Not that there's _no_ foot traffic congestion or lines, but it's the same thing that happens in a case where there's only one Starbucks in a sprawling suburb or business district at lunch time.

A high density area is likewise it's own complex economy and system that seeks balance, when there's too many people in one area, you just go somewhere else or enjoy or compete with it. That's partly why Tokyo is simultaneously the most populated city on earth and one of the most quiet, clean, and least congested places I've visited.

In my sparsely populated city that sprawls, it's extremely noisy, dusty, time consuming to get around, the infrastructure is failing, and I rarely bump into anyone I know, because people are only visible at the beginning and end of their journey.

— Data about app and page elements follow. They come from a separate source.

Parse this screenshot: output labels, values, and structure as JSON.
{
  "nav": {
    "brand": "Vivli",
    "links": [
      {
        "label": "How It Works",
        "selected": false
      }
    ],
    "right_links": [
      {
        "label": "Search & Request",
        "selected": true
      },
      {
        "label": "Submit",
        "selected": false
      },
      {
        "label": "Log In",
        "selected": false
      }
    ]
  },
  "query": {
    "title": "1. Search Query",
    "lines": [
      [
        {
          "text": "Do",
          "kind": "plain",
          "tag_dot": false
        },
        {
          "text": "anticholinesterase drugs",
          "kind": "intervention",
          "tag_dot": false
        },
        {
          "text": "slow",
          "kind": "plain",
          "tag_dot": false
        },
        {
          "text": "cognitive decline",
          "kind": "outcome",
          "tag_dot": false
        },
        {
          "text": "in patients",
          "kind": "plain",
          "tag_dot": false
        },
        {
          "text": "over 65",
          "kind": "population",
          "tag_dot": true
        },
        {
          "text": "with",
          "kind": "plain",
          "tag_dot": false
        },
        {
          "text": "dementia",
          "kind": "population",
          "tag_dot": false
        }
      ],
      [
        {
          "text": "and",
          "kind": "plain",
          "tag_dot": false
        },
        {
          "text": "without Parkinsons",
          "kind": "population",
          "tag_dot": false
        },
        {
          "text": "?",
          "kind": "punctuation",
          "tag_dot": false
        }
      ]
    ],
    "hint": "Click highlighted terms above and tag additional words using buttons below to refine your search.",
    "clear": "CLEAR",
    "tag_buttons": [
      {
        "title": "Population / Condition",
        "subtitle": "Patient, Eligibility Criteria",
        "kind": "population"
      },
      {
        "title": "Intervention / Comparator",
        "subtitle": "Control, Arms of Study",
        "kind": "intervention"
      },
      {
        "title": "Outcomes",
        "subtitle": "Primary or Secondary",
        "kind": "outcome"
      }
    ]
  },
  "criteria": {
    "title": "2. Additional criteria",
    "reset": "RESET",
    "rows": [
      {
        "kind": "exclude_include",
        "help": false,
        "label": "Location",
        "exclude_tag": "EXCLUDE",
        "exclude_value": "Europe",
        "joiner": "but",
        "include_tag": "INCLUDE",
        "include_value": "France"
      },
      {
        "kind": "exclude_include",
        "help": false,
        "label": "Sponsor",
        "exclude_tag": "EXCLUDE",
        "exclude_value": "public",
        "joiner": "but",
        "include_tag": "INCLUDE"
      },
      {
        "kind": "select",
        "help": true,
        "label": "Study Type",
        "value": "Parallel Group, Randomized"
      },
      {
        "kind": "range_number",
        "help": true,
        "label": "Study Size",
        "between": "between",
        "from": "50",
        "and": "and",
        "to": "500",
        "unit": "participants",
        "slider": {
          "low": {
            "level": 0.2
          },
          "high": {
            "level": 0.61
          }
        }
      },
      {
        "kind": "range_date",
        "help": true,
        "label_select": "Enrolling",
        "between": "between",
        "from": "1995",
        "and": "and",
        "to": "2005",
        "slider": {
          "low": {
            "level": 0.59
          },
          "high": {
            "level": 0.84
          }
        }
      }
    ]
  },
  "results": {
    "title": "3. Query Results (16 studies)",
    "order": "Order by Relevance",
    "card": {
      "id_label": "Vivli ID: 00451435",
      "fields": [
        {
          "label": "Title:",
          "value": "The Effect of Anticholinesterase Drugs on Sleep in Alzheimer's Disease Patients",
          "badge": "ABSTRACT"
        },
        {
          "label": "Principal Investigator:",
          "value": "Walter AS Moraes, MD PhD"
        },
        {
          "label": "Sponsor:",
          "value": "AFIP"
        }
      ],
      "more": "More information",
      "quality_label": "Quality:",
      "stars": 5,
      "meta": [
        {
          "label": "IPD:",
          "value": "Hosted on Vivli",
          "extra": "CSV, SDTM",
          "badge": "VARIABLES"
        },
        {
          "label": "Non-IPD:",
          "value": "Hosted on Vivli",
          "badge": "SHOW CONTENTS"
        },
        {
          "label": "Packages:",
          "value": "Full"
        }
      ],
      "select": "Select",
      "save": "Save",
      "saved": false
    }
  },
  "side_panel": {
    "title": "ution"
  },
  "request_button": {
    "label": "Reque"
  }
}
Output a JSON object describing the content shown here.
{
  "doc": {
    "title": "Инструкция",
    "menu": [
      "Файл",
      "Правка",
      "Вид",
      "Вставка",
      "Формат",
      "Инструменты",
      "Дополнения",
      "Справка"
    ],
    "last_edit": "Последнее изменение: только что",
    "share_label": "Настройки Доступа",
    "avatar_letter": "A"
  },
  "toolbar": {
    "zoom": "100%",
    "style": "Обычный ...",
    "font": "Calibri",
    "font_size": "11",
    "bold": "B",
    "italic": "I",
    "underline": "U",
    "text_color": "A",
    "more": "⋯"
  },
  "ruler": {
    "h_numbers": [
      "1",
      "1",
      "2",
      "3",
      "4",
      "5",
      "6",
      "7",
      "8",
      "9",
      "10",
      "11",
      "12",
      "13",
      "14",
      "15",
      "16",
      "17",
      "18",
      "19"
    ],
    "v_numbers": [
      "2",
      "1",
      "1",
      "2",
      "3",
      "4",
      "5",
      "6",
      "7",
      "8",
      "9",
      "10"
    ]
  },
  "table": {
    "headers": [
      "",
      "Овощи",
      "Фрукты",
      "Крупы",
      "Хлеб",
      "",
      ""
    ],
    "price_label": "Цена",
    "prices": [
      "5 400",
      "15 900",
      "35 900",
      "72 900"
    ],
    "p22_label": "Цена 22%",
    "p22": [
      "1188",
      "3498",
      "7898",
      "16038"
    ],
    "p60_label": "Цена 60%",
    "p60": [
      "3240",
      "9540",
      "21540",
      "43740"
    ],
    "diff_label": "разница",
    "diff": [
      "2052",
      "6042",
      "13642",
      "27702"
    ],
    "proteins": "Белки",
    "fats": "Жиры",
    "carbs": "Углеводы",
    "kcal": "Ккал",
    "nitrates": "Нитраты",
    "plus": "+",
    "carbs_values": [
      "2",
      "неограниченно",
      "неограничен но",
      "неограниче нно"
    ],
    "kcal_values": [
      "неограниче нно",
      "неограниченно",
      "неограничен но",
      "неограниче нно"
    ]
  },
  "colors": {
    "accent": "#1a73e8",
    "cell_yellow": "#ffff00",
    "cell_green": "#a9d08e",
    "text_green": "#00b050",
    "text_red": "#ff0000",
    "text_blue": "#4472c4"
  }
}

Meanwhile here in Vancouver I often run into people I know multiple times per day because we're in the same spaces, or I can go somewhere else and not see anyone just like any other place.




>Tokyo is simultaneously the most populated city on earth and one of the most quiet, clean, and least congested places I've visited.

Sorry, no this is culture. The same virtues exist in Japanese suburbs, nothing to do with a city.


"Partly why". It's just an example, I'm sure other cities are more hectic. I didn't get the impression that Japanese suburbs were particularly different than North American ones in terms of volume levels or how uninteresting they are.

It seems to me that it's mainly cars and a scarcity of places to be that make cities horrible and congested. More pollution, more noise, less space.